Baghdad deploys gunmen to kill dogs

From ANIMAL PEOPLE, June 2010:
BAGHDAD–More than 42,000 of the estimated 1.25 million
stray dogs roaming Baghdad were shot in the 60 days preceding June
11, 2010 according to the London Daily Mail foreign service.
The pace of dog-shooting had apparently increased sixfold
since Sam Dagher of the The New York Times reported in March 2010
that about 10,000 dogs had been shot since December. The shooting,
Dagher said, augmented “a program begun late last year in which the
national Ministry of Agriculture’s veterinary services teamed up with
the municipality, the police, and even the army in some of the
tougher neighborhoods. Mostly the dogs are killed with rotten raw
meat laced with strychnine.” Dagher described a poisoning crew
“being harassed a bit over whether dogs are really Iraq’s biggest

The killing escalated after reported rabies outbreaks in
Baghdad suburbs. Similar culls have followed rabies cases in other
Iraq cities.
If there are 1.25 million stray dogs in Baghdad, a city of
about seven million people, the shooting and poisoning might kill
about a third of estimated puppy survivorship during the same two
months. The toll might be roughly equal to normal mortality from
other causes–not likely to lastingly reduce the dog population.

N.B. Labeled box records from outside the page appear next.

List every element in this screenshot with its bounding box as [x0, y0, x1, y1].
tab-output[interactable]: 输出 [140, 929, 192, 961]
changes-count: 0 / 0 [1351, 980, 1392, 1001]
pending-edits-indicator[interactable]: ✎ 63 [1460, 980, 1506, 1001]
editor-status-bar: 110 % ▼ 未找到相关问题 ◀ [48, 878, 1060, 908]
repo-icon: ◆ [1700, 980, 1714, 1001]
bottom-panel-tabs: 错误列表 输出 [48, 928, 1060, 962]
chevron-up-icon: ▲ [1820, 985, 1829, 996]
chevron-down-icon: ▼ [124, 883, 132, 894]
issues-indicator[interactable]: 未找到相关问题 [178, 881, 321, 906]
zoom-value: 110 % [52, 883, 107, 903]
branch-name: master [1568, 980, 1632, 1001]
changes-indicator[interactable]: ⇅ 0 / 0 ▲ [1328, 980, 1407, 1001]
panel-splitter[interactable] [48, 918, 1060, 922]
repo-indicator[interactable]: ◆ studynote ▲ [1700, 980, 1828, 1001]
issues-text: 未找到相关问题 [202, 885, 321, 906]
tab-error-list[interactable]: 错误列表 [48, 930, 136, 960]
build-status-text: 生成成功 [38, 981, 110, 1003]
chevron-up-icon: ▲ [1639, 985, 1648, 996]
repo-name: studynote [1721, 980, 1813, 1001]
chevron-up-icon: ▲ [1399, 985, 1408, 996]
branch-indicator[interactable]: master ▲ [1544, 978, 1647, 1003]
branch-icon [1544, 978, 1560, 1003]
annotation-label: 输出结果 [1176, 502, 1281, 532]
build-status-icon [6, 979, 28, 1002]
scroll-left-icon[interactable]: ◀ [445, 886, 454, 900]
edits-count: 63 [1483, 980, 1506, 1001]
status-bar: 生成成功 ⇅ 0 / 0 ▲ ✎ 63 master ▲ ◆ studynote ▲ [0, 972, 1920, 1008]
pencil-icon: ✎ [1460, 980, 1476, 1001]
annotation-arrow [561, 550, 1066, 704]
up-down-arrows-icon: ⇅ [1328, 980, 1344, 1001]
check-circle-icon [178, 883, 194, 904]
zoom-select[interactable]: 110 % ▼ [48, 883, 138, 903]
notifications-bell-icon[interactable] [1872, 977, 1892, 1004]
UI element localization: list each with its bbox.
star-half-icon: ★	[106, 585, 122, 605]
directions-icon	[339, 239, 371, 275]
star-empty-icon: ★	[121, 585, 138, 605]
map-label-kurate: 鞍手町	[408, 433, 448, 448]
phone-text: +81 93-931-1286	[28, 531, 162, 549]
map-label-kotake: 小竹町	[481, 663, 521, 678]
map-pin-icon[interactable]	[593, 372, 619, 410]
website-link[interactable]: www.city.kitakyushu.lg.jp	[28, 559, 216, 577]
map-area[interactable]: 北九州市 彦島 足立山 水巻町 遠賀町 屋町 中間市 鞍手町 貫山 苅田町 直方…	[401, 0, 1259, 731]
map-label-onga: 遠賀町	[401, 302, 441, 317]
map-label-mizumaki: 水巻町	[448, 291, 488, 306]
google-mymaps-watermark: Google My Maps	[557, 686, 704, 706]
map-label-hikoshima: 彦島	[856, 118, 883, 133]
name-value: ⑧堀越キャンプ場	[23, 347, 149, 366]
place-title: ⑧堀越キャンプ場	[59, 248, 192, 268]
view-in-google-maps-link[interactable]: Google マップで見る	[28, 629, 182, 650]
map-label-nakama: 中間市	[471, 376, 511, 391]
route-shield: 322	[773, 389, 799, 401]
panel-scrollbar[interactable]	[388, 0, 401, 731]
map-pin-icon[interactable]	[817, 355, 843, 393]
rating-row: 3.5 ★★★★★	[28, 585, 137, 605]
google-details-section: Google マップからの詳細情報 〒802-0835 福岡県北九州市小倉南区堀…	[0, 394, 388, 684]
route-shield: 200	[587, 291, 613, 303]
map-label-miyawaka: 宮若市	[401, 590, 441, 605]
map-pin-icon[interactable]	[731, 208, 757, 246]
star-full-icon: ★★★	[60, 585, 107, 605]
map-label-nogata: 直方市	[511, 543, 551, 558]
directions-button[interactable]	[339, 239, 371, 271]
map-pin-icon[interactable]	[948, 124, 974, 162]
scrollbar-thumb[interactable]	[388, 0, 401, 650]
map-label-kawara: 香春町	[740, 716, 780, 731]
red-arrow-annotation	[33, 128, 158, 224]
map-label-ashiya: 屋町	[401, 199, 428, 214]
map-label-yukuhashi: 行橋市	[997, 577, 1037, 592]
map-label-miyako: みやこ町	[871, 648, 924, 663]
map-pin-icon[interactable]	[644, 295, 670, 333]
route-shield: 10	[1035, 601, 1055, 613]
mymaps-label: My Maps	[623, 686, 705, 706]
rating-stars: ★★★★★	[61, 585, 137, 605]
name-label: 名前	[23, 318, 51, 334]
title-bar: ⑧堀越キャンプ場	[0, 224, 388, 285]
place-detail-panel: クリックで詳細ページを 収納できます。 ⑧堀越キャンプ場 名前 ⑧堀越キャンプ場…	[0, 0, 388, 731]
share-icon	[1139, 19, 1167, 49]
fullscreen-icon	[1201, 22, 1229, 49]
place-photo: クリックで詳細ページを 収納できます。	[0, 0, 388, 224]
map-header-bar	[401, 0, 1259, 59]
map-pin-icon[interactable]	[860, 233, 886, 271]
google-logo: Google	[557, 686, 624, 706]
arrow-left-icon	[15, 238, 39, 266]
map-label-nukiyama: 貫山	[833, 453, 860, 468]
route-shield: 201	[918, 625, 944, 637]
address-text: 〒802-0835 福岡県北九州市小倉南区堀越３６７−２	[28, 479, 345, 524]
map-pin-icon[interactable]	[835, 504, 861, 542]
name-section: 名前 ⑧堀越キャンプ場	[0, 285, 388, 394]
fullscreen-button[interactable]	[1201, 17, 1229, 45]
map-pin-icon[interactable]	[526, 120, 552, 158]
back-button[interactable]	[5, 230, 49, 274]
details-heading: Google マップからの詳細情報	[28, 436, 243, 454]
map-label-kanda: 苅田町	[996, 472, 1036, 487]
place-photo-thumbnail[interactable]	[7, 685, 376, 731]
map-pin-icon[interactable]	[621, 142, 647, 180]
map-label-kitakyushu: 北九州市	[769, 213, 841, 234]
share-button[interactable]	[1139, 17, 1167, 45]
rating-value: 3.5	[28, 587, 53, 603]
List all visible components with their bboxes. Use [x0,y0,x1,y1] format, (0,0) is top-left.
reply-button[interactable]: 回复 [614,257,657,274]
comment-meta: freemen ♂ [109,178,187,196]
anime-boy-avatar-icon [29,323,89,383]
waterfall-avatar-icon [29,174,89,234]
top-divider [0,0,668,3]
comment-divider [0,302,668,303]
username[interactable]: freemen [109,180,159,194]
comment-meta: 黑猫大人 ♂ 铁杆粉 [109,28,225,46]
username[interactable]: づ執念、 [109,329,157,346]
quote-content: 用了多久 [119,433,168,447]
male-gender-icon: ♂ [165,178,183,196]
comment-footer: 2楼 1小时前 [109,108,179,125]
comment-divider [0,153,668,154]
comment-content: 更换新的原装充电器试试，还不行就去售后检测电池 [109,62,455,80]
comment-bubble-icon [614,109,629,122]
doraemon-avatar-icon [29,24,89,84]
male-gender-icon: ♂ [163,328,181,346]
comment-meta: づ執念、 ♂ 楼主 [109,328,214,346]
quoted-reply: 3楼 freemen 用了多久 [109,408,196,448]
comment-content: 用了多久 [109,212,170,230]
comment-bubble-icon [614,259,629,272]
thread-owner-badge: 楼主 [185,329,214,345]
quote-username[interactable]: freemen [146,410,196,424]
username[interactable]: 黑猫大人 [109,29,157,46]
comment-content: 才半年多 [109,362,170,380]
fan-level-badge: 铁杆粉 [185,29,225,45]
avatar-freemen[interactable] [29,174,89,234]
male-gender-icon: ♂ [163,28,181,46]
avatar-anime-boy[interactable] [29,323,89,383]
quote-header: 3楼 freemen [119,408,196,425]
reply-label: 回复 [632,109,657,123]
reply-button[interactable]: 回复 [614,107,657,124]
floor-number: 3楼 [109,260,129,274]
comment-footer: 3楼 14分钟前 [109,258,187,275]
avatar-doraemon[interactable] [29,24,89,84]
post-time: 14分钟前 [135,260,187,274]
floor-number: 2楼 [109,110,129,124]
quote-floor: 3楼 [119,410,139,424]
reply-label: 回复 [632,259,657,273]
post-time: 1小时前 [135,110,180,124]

However, because dogs run and hide from gunfire, and tend to become
nocturnal when persecuted, the shooting is likely to reduce the
visibility of dogs to much of the public.
“We could consider this the biggest campaign of dog execution
ever,” boasted Baghdad chief veterinarian, Mohammed al-Hilly,
apparently unaware that New York City in the 1960s killed dogs at a
25% faster rate for eight consecutive years without effecting any
drop in dog numbers.
“Al-Hilly claimed the huge amounts of litter that began
heaping up in the capital as violence paralysed public services had
helped to trigger the problem,” the Daily Mail reported. “Al-Hilly
said the cull was the only option, given the numbers of dogs on the
loose,” the Daily Mail continued.
“Culling stray dogs was a nightly routine under Saddam
Hussein, but the rapid deterioration in security after the U.S.
invasion kept the veterinary teams off the streets. Now,
authorities have 20 dedicated teams each consisting of two shooters
and two veterinarians, often accompanied by police patrols on
daytime operations,” the Daily Mail said, adding that the shooting
campaign is costing the Baghdad Governorate Council and mayor’s
office about $35,000.
This would be about equal to the cost of vaccinating the dogs
against rabies instead of shooting them. Mass anti-rabies
vaccination, however, has yet to be attempted in Iraq.
Sterilization surgery is almost unknown.
Formed in 2003 by U.S.-trained veterinarian Farah Murrani,
who helped care for the animals at the Baghdad Zoo after nearby
fighting stopped in May 2003, the Iraq Society for Animal Welfare
recruited U.S. Army vets to teach small-incision, high-speed dog and
cat sterilization. ISAW collapsed within a year, however, after
death threats forced Murrani to leave the country.
Hiring gunmen with few other skills to kill dogs is a
frequent ploy of unstable governments, who seek to create jobs for
factions that might otherwise turn to crime or insurgency.